2. Be the Inspector: Ask for What You Expect
In your early months as a new manager, you may need to check in with your team quite frequently. They may not be used to setting and managing goals, and might need a little handholding. You're going to be busy in this new role, so set up a system for regular check-ins with each individual team member.
For example, try scheduling daily 10-minute standups. This way you can check on progress and make sure everyone is on track. Alternatively, you could simply request an end-of-day day email with a quick progress report. You could also (and this is one of my favorites) ask team members to share their results with you after completing the first 10 percent of a new project. This lets you double-check that they're moving in the right direction.
As with setting expectations, try to reduce the time investment here as much as possible. Set up your workflow so you can inspect progress unobtrusively. Shared Google Docs and Sheets are great ways to do this, as are group collaboration tools like JIRA. By having hands-off inspection options, you can keep tabs on your team without wasting too much of their time--or yours.
3. Be the Coach: Offer Feedback and Mentoring
Just checking in with your employees will only get you so far. To have the greatest effect, use the results of your inspections to put together actionable feedback. This helps you shape your employees' progress and growth.

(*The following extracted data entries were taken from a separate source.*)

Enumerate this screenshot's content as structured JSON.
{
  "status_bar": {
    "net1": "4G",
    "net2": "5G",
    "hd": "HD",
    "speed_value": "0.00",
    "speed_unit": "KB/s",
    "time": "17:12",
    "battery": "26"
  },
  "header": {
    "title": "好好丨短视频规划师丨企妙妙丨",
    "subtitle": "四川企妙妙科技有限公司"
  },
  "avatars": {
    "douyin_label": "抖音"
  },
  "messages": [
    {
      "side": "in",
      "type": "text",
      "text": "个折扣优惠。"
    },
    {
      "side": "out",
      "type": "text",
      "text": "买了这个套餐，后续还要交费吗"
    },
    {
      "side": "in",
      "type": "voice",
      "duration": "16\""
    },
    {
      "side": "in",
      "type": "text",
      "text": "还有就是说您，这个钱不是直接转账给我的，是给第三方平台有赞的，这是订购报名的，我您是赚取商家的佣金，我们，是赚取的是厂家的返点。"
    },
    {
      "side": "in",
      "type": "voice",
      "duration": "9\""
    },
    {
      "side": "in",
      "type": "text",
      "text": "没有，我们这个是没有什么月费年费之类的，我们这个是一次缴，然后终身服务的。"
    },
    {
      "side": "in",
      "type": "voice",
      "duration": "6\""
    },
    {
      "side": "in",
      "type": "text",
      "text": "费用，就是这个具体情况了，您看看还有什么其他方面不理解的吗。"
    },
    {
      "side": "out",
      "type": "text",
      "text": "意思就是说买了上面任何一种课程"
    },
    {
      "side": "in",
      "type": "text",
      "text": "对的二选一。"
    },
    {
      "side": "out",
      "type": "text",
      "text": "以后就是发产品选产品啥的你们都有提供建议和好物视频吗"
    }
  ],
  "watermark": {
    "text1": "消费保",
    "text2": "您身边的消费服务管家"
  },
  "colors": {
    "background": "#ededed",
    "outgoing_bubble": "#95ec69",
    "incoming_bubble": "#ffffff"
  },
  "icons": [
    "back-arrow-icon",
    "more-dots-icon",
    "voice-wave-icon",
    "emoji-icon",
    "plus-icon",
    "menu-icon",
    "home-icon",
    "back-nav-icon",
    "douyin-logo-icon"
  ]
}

As always, I suggest having established systems and routines in place. Try scheduling individual one-on-ones with your team members to give them your feedback. Or, if that feels too formal, take them out to lunch and let them know how they're doing so far.
4. Be the Judge: Give Rewards and Consequences
Ideally, each of your team members is at the top of their game, giving 110 percent. But that's often not the case. From time to time, you'll need to motivate employees to get back on track or apply themselves a little more seriously.
As a manager, it's up to you to dole out punishment when necessary. If you're conflict-averse, this may be one of the toughest components of the job. Bear in mind, though, that it's essential for keeping your team in line. Nobody wants to work with poor performers. One bad apple can quickly spoil the bunch. As soon as you notice an employee underperforming, take action. It's up to you to keep everyone on task, as you alone are responsible for every member on your team.
Being a manager doesn't have to mean hard-line discipline -- you'll see great results from offering rewards for great behavior. At MaxCDN, we encourage managers to take the team paintballing, go-karting, out to dinner, or even just offering a cash bonus. Incentives work great, and you should use them in combination with explaining the consequences if your team doesn't deliver.
Why Does This Work?
It's easy to forget that by promoting a new manager, you're asking someone to fill a role they may have no previous experience with. It's possible they have no idea what's expected of them, or how to even manage a group of human beings. These steps form a loop that your employee can fall back on if stuck.
Soon, they'll be putting their own systems in place -- their own checks and balances -- and even discover how and when to discipline an employee. It's a lot of responsibility, but by talking to them about the role in detail, you can help them understand what it takes to be a capable and effective leader much quicker.